Up to £126m may be paid out to victims of violent crime who were assaulted by people they lived with before 1979, a government assessment says.
It follows a decision to abolish a 55-year-old law which prevented people who lived under the “same roof” as their attacker from claiming compensation.
It is thought as many as 7,500 victims could now apply for financial redress.
Ministers says they are committed to helping victims rebuild their lives.
The Criminal Injuries Compensation Scheme provides state funded compensation to victims of violent crime in England, Wales and Scotland.
But under its “same roof” rule, compensation was not paid if, before 1979, the victim and assailant were living together as members of the same family at the time of the attack.
The rule was originally designed to ensure perpetrators did not benefit from compensation paid to their victim.
However, it massively disadvantaged, for instance, child victims of sexual abuse who had no choice about where and with whom they lived.
The rule was changed in 1979 to allow people to gain legal redress for being abused by someone they lived with, but it was not made retrospective.
This meant that those abused after that date received money, while those abused before it got nothing from the Criminal Injuries Compensation Authority (CICA).
In July 2018, in the case of JT highlighted by the BBC, the Court of Appeal decided that the “same roof” rule had unfairly denied a woman abused by her stepfather, from the age of four to 17, the right to compensation.
The government chose not to appeal against the judgment and confirmed that the rule would be removed.
In February ministers laid a statutory instrument before parliament scrapping it.
‘Huge scale injustice’
In its assessment, the government has estimated the number of people refused compensation under the rule and who can now reapply, together with those applying for the first time.
Individual payouts could be between £16,500, and £22,000. However the numbers of applications and compensation could be considerably lower depending on how many of those refused choose to re-apply, and how many victims decide to apply for the first time in the knowledge that the rule has been abolished.
Of 350 applications refused over the past five years by the CICA relating to the “same roof” rule, 94% relate to sexual abuse against a child.

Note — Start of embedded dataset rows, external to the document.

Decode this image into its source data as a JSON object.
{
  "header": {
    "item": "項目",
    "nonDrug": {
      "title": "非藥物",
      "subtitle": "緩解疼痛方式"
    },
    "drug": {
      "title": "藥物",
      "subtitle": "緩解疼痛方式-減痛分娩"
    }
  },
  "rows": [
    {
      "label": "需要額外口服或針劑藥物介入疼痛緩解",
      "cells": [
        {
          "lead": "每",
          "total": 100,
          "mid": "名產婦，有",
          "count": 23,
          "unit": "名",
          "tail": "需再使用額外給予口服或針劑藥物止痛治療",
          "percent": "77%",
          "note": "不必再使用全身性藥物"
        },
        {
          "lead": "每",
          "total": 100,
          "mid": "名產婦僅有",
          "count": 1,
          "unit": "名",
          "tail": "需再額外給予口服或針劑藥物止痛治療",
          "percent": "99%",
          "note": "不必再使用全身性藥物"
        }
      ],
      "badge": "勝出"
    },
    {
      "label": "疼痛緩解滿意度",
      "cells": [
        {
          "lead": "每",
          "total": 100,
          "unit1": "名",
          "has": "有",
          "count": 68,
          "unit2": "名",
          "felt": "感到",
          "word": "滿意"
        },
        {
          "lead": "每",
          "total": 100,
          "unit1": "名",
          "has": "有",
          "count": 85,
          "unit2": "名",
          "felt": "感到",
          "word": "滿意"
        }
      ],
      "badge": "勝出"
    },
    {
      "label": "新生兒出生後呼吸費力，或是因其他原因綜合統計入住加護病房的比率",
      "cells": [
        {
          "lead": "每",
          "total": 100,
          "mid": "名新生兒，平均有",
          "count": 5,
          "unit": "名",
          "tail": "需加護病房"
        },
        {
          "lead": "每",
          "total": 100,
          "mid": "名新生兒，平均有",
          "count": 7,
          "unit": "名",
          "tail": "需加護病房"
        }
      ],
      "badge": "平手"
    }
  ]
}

Solicitor Paul Cain, of Hudgell Solicitors, a legal firm which supports abuse survivors through the CICA process, says the numbers being predicted by the Ministry of Justice and CICA highlight the “huge scale injustice” of the past five decades.
“We are talking about people abused at the most vulnerable time of their lives as children, and then being left to try and deal with what happened to them for the rest of their lives, without ever being given the option of legal redress that others have rightly had for the past 40 years,” he told the BBC.
“These cases are all harrowing and made all the worse by the fact the people we are representing feel they have been let down firstly as children and then again as adults,” he said.
About 4,000 applications have been refused under the “same roof” rule since 1964, and the CICA expects 70% of those cases to now result in payments being awarded should those people reapply.
There could be as many as 3,500 new applicants coming forward now that the rule has been scrapped. There are also more than 200 live cases currently with the CICA which previously may have been rejected under the rule.
In a statement the Ministry of Justice said: “Whilst no amount of compensation can make up for the immense suffering endured by victims of violent crime, we are committed to ensuring that they receive the help and support needed to rebuild their lives.”
The authorities in Northern Ireland are currently reviewing a similar policy affecting crime compensation – known as the “same household” rule.